Ok, after some more investigation.... I opened up the tan pump which I bought this year. Inside the plastic coating was the magnet which has some sort of epoxy (I'm guessing) coating which filled with typical paint fillers (Ti/Al oxide). The magnet seems to be NdFeB, with what looked like some of the following: Ce, La, or Ba. All of those are pretty benign as far as I know, as with most REE. Most of the hazards are when handling the dusts (inhalation and/or explosion), or chronic exposures with large amount of bioaccumulation, both of which are not relevant here. Also, there was a brass (Copper/Tin alloy, no Lead) bushing after the magnet, and before the impeller.
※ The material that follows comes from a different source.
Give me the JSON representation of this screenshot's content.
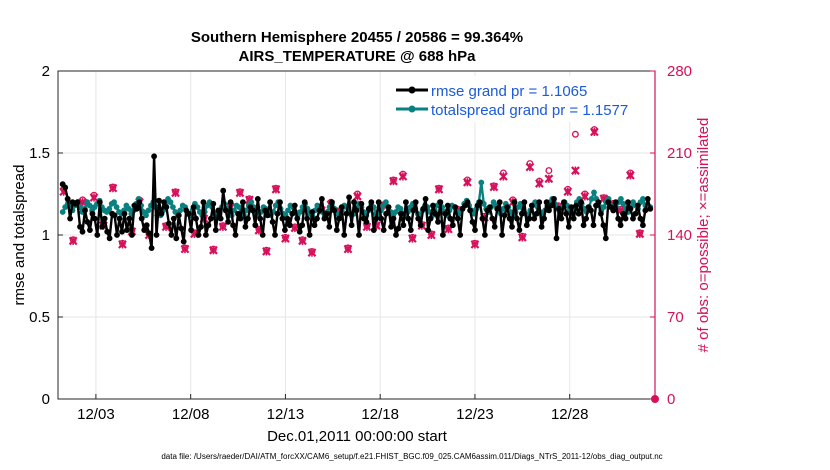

I am putting this here in case others have gone down this same rabbit hole:
From what I can tell from browsing Alibaba, it seems that there are about 2 actual manufacturers that make the majority of these pumps. Shenpeng (swirl mark, dgshenpeng.com/spminipump.com) and ZKSJ (triangle mark, microdcpump.com). ZKSJ seems to use exposed ferrite based magnets on their rotors and their 3 phase pumps have an external box with circuitry. Their products seem to follow the following naming convention: DC10, DC20, DC30, etc. Shenpeng, seems to be the manufacturer of the tan pump, all topsflo pumps, and most of the other pumps I've seen posted on this forum. Their naming convention seems to be P25, P30, etc. For most of their pumps, and the TD5 pump, say they are using some imported magnet from Japan. The TD5 seems to be a custom version of Shenpeng P6017 pump (open rotor vs closed rotor). The magnet could be either just a normal NdFeB magnet with a coating, or an epoxy and NdFeB powder composite. NdFeB magnets will corrode without protection, so it seems that Shenpeng has tried to find a coating over the past years to do this. Because there was a user that had material flaking off, I am guessing they have not had much success in that regard, hence the PPS encased tan pump magnet. I do not have a TD5 pump, but I am guessing that they switched to an epoxy NdFeB composite, hence the food grade claims and seemingly not having corrosion problems. Or they finally found a suitable coating. If someone with a TD5 would take some close up pictures and some notes that would be awesome.
I'll probably add some more stuff later with an edit.